A tired clich? from securities salespeople is to dismiss index annuities by saying you cannot get a competitive return with an index annuity because you do not get the benefit of reinvested dividends and you don't share in 100 percent of the index movement. Unfortunately, all this shows is a lack of understanding of how most index annuities work and where they are designed to fit.
The first problem with this argument is that sometimes the stock market goes down and the non-index annuity client also shares 100 percent in these losses. For example, if the index was down 9 percent the following year the investor would have lost all of the market gains, but the typical index annuity owner would still have 4.2 percent AND the typical index annuity would have reset the index calculation point for new gains.
For the 10-year period ending in December 2007 the S&P 500 produced an annualized return, with dividends reinvested, of 5.9 percent.
If you look at the actual returns of annual reset index annuities with published renewal histories, you find the annualized return for these index annuities bought at the end of 1997 for the ten years ending in December 2007 averaged 5.2 percent.
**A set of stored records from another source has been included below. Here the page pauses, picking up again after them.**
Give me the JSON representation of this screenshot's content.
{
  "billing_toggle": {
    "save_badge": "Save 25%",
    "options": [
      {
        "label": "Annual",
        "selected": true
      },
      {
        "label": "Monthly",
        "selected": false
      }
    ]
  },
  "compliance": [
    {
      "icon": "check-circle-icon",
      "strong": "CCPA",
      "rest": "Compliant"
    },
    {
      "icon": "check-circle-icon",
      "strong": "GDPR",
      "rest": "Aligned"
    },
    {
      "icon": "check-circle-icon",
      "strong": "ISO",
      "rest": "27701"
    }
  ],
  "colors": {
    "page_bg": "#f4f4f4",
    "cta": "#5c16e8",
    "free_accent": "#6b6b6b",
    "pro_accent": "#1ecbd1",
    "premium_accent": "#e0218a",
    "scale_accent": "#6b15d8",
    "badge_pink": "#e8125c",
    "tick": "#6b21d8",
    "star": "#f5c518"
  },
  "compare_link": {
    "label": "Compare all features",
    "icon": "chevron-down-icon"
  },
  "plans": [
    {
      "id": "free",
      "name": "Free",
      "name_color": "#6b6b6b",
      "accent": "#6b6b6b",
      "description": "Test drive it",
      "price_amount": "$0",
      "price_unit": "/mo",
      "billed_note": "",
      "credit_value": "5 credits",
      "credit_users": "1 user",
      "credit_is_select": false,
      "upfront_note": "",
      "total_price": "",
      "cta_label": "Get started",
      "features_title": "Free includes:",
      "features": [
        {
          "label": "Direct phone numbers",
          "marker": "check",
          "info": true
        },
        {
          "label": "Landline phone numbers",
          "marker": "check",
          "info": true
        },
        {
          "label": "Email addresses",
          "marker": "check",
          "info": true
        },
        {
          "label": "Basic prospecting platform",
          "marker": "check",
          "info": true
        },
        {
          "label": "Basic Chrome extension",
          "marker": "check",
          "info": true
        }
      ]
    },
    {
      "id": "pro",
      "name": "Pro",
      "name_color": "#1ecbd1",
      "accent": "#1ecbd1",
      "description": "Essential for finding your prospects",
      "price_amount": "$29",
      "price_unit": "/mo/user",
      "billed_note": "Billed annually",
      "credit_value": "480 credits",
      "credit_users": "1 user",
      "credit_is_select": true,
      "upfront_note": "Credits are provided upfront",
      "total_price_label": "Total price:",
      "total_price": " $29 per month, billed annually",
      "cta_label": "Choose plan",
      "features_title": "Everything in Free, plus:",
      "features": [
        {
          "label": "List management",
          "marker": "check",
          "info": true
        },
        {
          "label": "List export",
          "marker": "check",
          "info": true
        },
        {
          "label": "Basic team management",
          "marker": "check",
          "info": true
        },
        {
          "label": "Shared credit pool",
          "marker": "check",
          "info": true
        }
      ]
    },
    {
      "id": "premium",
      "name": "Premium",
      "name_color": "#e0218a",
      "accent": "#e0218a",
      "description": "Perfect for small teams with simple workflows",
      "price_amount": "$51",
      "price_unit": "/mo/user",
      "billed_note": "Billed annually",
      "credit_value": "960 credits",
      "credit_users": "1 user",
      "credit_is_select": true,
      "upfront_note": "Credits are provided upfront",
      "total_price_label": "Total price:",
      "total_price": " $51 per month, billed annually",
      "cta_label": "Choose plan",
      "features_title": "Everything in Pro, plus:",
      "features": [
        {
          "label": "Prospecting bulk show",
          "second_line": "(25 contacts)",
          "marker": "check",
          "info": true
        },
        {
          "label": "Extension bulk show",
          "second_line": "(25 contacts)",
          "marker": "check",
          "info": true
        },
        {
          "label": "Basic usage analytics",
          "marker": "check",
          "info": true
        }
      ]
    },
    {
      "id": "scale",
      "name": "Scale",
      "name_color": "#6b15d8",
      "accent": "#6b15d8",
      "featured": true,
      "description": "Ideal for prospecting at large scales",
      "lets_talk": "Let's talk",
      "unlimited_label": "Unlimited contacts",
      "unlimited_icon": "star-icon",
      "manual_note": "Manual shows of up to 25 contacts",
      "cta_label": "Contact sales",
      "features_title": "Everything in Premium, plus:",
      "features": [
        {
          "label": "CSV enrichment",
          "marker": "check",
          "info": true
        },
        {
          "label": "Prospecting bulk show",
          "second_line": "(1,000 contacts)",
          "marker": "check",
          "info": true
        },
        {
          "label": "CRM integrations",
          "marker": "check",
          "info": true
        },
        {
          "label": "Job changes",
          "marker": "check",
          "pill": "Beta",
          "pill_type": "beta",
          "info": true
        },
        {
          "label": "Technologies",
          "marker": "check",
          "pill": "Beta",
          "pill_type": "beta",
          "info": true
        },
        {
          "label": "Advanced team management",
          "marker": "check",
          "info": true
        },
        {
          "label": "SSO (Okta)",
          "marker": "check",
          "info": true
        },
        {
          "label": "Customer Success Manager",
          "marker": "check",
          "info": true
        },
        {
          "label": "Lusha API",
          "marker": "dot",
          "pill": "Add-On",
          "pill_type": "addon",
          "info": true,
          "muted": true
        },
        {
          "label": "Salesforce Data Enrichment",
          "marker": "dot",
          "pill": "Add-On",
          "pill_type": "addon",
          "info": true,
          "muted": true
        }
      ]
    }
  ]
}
These index annuities effectively gave 88 percent of the index fund return that included reinvested dividends.
The S&P 500 without dividends — which is what index annuities look at — returned 4.2 percent a year. The average annuity participation in some years was less than 50 percent of index gain and yet the index annuity annualized return had effective overall participation for the ten year period of 123 percent.
How is this possible? Because during the three-year, millennium bear market when the S&P 500 dropped by half, these index annuity owners kept their credited interest and bided their time until the bull market returned.